O médico conversou com o Jornal do Brasil e Rota Brasil Oeste sobre os desafios e a importância da interiorização da saúde pública no Centro-Oeste.

– Como foi a implantação do Campus Avançado da Universidade de Brasília?

– Em 1969, eu fui para o Chile, logo que retornei, criei o campus avançado da Universidade de Brasília, que era parte do projeto Rondon. Mas eu era crítico da maioria dos outros campi. Tinha um teco-teco na UnB, ganhado na época do Darcy, que foi exatamente para fazer trabalhos antropológicos. E esse teco-teco estava encostado, inclusive tinha um piloto da universidade que não fazia nada. Então a gente recuperou esse teco-teco, que se chamava Espírito de Filadélfia e o piloto era o Custódio, muito conhecido na região. Comecei então a trabalhar, indo de teco-teco para a região todo fim de semana e comecei a montar o campus avançado.

– E como era a preparação para os alunos que ia à região?

– O que a gente fez primeiro era evitar que isso não fosse um turismo. Era muito comum o cara conhecer a região amazônica e bater foto com índio, com papagaio ou com macaco. Eu não queria isso, então eu criei atividade curricular. Todas as áreas da universidade tinham um estágio rural não obrigatório. Quem quisesse aquela disciplina, tinha de ter interesse e supervisão docente. Eles iam para lá por períodos determinados, de acordo com cada estágio, de cada carreira. Eu tinha dois médicos docentes permanentes na área. Eles eram professores assistentes da universidade e ficaram morando lá e coordenavam localmente as atividades.
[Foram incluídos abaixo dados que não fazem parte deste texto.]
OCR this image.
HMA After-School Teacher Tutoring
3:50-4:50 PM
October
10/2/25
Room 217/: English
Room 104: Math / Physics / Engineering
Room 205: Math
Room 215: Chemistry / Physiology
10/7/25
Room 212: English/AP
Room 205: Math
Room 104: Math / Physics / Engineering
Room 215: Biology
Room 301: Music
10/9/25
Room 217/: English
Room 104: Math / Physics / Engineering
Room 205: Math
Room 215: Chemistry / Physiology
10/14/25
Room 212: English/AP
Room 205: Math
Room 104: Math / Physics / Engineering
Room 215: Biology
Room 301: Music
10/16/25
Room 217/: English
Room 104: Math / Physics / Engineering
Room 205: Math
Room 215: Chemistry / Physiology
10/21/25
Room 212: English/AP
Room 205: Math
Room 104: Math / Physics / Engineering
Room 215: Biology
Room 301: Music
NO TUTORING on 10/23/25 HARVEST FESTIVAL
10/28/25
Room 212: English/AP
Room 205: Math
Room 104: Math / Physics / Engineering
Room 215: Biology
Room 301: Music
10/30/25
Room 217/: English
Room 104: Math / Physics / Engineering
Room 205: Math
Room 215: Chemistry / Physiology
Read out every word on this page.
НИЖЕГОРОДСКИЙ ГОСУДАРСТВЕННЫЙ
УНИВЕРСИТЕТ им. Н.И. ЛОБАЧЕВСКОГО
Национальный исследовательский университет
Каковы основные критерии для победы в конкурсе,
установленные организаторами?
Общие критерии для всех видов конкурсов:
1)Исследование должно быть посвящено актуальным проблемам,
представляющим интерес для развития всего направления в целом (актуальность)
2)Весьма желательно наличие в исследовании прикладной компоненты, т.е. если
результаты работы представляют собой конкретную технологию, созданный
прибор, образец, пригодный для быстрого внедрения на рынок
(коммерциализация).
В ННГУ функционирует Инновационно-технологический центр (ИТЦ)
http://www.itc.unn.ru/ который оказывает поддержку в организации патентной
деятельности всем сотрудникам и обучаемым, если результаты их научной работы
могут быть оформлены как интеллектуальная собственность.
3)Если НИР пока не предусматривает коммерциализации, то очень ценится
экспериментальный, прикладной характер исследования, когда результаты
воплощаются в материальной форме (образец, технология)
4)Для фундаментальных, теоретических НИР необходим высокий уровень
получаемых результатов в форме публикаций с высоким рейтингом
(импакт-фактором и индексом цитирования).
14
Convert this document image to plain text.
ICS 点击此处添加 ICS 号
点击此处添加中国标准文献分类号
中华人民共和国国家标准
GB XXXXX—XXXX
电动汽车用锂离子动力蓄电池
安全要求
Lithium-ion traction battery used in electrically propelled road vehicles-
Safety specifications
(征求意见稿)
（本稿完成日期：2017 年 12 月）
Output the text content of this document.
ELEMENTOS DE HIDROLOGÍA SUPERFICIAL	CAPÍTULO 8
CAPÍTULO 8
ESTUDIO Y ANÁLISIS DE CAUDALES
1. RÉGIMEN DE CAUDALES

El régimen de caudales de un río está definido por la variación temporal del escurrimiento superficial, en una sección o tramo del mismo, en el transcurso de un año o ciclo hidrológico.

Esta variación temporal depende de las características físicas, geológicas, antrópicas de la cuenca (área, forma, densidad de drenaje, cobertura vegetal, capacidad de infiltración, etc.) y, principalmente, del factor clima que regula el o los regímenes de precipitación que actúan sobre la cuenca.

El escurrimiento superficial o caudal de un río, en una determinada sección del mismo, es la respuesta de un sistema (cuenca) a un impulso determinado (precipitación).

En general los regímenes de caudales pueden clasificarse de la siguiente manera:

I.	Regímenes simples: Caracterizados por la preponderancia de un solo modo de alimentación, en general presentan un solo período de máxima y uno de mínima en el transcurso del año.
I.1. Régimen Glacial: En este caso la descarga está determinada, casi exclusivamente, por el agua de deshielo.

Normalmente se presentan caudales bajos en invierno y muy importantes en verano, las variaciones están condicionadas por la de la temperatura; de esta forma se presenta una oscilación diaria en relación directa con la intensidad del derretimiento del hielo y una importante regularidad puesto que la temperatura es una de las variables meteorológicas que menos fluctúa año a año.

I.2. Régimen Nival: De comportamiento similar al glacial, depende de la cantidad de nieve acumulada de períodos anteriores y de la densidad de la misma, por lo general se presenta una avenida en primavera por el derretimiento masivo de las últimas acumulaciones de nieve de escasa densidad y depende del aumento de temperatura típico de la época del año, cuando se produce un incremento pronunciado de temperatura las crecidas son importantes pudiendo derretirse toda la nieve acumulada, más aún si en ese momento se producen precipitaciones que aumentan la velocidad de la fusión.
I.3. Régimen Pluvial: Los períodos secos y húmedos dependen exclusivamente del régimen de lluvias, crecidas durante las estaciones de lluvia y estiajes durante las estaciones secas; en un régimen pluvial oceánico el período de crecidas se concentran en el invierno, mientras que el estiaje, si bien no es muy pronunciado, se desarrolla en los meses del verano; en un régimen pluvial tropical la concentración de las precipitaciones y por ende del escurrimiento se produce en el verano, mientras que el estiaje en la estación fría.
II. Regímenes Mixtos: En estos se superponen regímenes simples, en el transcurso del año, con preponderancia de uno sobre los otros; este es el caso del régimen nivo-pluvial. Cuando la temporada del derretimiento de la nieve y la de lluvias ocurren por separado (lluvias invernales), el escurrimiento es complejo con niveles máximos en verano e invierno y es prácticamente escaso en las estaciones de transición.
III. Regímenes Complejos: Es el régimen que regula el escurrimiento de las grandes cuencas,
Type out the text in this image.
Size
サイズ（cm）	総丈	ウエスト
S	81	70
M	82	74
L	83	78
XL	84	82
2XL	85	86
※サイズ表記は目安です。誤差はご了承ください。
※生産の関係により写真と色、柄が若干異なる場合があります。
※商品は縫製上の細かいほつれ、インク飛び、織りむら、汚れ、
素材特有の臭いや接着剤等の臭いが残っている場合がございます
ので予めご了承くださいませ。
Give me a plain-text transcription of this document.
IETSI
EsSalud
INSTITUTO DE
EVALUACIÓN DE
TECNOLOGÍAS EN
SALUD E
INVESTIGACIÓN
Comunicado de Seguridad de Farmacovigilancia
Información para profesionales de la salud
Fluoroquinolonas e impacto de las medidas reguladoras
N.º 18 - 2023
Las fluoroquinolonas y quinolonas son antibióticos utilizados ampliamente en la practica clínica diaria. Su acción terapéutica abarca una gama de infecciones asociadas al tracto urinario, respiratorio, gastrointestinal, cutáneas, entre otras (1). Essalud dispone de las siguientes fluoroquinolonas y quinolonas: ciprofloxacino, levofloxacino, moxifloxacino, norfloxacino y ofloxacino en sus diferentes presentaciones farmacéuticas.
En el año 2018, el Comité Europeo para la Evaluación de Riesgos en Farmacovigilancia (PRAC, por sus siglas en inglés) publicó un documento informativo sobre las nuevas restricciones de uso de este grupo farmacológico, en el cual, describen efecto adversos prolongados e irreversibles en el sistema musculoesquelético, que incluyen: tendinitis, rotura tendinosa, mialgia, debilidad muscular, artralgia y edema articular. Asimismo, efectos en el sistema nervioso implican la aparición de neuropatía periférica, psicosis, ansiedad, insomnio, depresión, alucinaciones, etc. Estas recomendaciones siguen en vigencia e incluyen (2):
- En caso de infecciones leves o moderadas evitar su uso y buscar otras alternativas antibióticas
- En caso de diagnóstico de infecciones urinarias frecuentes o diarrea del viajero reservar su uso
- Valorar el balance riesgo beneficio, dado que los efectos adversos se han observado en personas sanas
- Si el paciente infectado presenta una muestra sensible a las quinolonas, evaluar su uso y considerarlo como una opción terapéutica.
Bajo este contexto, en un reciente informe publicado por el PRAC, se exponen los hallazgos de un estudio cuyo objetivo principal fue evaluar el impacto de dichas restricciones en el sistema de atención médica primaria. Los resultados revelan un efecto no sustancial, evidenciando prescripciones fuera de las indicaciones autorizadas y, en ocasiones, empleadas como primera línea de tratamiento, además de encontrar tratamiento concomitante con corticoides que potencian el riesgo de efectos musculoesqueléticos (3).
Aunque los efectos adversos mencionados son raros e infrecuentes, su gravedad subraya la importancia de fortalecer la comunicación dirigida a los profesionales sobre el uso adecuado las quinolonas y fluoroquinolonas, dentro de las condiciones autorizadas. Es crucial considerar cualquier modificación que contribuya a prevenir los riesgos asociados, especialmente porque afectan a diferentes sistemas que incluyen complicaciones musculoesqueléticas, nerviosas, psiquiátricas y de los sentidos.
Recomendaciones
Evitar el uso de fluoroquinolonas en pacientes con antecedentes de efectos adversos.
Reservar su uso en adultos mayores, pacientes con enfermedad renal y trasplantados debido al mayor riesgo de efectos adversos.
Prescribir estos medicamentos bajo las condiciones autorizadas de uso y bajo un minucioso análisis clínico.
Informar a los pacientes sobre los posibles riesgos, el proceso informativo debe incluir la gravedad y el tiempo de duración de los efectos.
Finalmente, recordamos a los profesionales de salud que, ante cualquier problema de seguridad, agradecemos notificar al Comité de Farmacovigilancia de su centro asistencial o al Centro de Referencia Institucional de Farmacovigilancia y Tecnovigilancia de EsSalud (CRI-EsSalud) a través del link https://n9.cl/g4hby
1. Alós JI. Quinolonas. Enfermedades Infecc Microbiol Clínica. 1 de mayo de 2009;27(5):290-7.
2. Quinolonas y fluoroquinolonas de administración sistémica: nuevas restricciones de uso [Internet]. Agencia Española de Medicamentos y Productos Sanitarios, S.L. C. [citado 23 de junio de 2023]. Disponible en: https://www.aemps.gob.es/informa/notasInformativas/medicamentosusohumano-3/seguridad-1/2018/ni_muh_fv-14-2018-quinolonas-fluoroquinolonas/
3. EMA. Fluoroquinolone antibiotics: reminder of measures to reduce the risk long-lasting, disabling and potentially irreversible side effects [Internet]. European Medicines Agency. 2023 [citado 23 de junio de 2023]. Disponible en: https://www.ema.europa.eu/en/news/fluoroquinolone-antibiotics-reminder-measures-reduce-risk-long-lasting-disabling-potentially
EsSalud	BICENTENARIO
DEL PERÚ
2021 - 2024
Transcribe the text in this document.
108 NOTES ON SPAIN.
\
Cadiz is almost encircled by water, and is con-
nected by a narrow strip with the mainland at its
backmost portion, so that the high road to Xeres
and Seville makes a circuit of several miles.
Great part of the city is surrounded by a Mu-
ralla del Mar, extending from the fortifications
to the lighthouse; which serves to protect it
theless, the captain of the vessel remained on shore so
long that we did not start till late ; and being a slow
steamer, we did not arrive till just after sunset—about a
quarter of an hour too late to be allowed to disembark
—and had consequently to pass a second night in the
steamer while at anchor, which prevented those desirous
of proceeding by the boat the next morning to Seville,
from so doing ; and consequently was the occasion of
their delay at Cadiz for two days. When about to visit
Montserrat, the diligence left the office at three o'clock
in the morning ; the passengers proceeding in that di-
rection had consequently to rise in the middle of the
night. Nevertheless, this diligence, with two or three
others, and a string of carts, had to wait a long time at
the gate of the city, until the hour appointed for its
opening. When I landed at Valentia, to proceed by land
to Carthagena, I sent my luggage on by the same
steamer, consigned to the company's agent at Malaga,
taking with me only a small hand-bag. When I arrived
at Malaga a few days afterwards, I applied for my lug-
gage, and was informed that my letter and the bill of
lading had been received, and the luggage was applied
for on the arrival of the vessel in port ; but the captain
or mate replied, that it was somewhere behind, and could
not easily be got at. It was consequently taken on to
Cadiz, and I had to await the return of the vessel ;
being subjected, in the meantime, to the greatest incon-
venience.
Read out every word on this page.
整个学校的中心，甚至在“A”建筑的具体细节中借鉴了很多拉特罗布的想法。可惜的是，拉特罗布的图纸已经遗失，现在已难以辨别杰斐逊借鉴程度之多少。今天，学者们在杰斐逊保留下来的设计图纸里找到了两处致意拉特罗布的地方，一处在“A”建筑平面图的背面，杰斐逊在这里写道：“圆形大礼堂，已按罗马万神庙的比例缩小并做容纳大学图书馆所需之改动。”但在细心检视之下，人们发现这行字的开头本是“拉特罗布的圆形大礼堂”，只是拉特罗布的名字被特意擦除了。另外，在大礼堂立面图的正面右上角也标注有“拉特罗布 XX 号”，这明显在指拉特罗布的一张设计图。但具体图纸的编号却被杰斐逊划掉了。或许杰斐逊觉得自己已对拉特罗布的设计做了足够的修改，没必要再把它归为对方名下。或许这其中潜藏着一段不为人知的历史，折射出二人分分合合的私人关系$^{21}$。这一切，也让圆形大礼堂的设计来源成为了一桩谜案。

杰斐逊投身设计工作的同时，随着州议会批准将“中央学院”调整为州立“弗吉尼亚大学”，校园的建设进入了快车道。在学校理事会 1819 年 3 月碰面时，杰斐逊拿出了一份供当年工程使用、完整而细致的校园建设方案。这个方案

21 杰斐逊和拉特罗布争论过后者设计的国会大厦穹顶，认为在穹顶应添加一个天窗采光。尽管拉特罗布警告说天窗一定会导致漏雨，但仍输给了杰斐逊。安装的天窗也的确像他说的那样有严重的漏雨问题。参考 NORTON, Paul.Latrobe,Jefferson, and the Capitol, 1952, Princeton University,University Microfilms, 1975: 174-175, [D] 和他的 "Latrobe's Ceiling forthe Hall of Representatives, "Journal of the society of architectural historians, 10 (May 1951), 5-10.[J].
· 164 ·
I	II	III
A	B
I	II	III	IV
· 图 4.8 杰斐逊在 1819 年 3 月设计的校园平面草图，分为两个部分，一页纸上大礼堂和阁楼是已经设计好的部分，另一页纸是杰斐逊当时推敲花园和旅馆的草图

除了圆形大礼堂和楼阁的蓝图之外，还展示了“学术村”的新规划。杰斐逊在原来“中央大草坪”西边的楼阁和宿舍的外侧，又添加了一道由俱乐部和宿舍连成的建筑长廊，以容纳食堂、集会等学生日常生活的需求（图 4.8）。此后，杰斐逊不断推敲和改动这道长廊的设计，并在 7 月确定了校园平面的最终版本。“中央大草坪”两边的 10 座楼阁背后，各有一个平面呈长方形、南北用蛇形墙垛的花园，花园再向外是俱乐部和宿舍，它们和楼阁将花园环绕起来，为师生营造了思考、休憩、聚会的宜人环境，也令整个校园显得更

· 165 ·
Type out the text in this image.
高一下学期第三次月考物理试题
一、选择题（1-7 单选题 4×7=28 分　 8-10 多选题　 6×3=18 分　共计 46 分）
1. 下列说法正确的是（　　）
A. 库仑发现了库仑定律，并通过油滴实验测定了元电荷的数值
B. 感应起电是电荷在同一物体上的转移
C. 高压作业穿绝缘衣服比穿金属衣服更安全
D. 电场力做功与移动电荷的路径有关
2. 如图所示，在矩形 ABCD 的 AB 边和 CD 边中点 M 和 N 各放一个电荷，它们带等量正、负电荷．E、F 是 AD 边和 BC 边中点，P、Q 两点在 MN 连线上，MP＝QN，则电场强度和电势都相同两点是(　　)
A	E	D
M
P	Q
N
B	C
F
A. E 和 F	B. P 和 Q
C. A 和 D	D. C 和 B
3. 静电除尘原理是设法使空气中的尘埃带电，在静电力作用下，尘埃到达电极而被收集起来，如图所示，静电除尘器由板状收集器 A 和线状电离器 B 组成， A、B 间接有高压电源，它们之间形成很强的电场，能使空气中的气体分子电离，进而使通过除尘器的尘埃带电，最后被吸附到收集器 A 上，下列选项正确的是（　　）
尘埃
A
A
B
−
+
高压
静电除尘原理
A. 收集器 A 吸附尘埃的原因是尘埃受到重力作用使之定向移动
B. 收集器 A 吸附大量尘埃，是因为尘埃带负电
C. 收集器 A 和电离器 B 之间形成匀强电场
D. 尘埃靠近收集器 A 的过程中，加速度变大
– O campus era multidisciplinar?

– Sim, todas as áreas da UnB. Por exemplo, o pessoal de pedagogia ia para lá para treinar as professoras leigas, capacitá-las. Então tinha um professor da UnB, que é o Paulo Vicente Guimarães, que era também o que dava suporte na região. O fundamental, para nós, era que eles não substituíssem o pessoal local, que era contrário à filosofia que o Projeto Rondon tinha de levar aluno para substituir os locais. O nosso objetivo era treinar indivíduos, fazer treinamento em serviço. Enfim, todas as áreas da UnB atuaram lá, o pessoal de geologia também, que fazia estudos mineralógicos naquela região toda, e faziam com os alunos.

– Como funcionava a assistência no caso da saúde?

– Nós treinávamos estudantes para ser médicos rurais. Criei um programa de educação continuada, pegando esse aluno formado, interiorizando-o em cidades do Centro-Oeste. Os municípios que tinham o interesse, eu estudava as condições para ver se era viável e fazia um chamado consórcio intermunicipal. Isto é, para reunir recursos de vários pequenos municípios para manter um profissional em tempo integral na região. Isso foi um trabalho de interiorização e de saúde pública. Eram médicos treinados com a patologia, com os problemas de medicina tropical.

– Como era a estrutura?

– Nunca me preocupei em conseguir equipamentos sofisticados para a região. O que eu queria era mostrar como era um hospital rural. Eu podia pegar equipamentos do hospital de Sobradinho, ou do meu laboratório de pesquisas do minhocão e colocar lá. Mas não me interessava. Queria um hospital real, fazer os exames comuns de qualquer cidade do interior. A preocupação nossa era não artificializar. O cirurgião trabalhava lá com as condições de roça.<~/p>

– Quais eram os atendimentos mais comuns?

Aragarças estava dentro do paralelo para ganhar incentivos fiscais, aquelas grandes fazendas iam nascendo. Empresários do sul estavam comprando terras lá e começaram a entrar para fazer a sua exploração. Eu reunia essas pessoas e mostrava que seria um investimento com alto retorno se ajudassem os nossos hospitais. Ali é uma zona de malária, de leshmaniose, de febre amarela. Um indivíduo com malária perde vários dias de trabalho. Isso tem um custo. Nós mostramos que se eles permitissem a gente treinar um capataz da fazenda para as coisas mais elementares. Aí, através de rádio eu dava instruções. E toda vez que precisasse internar um peão de uma fazenda dessas também não era gratuito. Tinha uma lista de soro, de seringas, de gases, de remédios. As vezes, os fazendeiros se reuniam e me davam uma quantia em dinheiro para comprar material.